Подруга капитана Эвана весьма уважала каменных курочек. Считала их символом жизнелюбия, а потому и выбрала своим талисманом на счастье и вывеской игорного дома, принесшего ей успех и богатство. Теперь леди-канцлер Бейона появлялась здесь редко, уступив руководство делами толковому управляющему, старому Вересу.
Муйрхейтах привычно толкнул дверь и очутился в знакомой обстановке. Тщательно выскобленные столы ярко освещены масляными лампами. Сгорбившиеся за ними люди не орут, не буянят – ровный сдержанный говор лишь изредка прерывается восклицанием. Значит, кто-то сорвал куш. Или крупно проигрался. Между столами снуют молодые пригожие девки-разносчицы. Подают пиво, реже дорогое вино, легкие закуски – сухарики, соленые орешки, сушеные рыбьи спинки. В «Каменной курочке» обжираться не принято – не за тем люди сюда приходят.

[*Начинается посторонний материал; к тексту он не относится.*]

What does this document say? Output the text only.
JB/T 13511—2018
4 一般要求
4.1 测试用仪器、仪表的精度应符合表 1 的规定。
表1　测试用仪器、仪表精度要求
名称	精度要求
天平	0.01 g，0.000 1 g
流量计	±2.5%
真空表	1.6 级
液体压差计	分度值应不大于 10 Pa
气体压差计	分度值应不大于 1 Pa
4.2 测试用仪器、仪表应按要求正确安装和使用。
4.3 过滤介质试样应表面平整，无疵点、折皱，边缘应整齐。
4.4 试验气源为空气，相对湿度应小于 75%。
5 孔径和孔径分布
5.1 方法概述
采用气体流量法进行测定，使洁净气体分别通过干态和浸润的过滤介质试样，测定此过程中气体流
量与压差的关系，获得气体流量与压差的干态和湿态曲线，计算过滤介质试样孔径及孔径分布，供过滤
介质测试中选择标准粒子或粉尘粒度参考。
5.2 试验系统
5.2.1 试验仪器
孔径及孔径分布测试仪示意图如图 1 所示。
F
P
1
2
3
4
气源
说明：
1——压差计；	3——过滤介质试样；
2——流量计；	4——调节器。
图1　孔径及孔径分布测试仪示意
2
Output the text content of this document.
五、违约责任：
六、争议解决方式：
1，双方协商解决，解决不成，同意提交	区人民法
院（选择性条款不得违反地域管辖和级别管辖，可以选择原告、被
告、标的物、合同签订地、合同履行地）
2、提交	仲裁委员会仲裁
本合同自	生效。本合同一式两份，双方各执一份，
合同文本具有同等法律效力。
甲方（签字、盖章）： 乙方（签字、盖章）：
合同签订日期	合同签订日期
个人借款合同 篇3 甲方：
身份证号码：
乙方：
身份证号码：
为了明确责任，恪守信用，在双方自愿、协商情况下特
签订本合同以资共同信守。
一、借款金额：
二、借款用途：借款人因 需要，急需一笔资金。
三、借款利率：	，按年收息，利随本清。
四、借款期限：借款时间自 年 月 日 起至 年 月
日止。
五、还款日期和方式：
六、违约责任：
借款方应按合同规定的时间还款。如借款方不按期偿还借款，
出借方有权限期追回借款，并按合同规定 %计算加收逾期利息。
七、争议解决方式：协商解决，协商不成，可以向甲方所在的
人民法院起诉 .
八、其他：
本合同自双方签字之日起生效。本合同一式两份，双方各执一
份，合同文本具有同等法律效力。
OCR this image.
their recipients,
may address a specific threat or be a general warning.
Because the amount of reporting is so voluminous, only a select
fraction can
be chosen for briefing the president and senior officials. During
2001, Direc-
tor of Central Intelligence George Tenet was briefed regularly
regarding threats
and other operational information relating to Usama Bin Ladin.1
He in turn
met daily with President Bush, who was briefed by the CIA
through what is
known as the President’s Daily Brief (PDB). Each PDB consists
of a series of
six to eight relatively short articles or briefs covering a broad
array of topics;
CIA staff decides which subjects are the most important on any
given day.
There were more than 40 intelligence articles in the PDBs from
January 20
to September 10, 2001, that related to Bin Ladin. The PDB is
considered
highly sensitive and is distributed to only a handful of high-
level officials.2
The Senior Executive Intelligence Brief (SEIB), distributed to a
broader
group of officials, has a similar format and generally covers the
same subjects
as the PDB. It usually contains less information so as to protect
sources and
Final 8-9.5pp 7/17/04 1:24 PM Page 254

Братья-вышибалы, Клыч и Клыч Меньшой, поприветствовали Киселя как старого знакомого. Братья заслуживали отдельного слова: здоровяки, способные вдвоем поднять коня, и вместе с тем быстрые и подвижные, расположились – один у входа, а другой в глубине зала, у стойки. С мастером клинка они разговаривали подчеркнуто вежливо. Конечно, без висящего у пояса легкого меча Кисель не годился ни одному из братьев даже в подметки. Справились бы одной левой. Но вот с мечом он расставаться не собирался ни днем, ни ночью. А потому внушал почтение и уважение.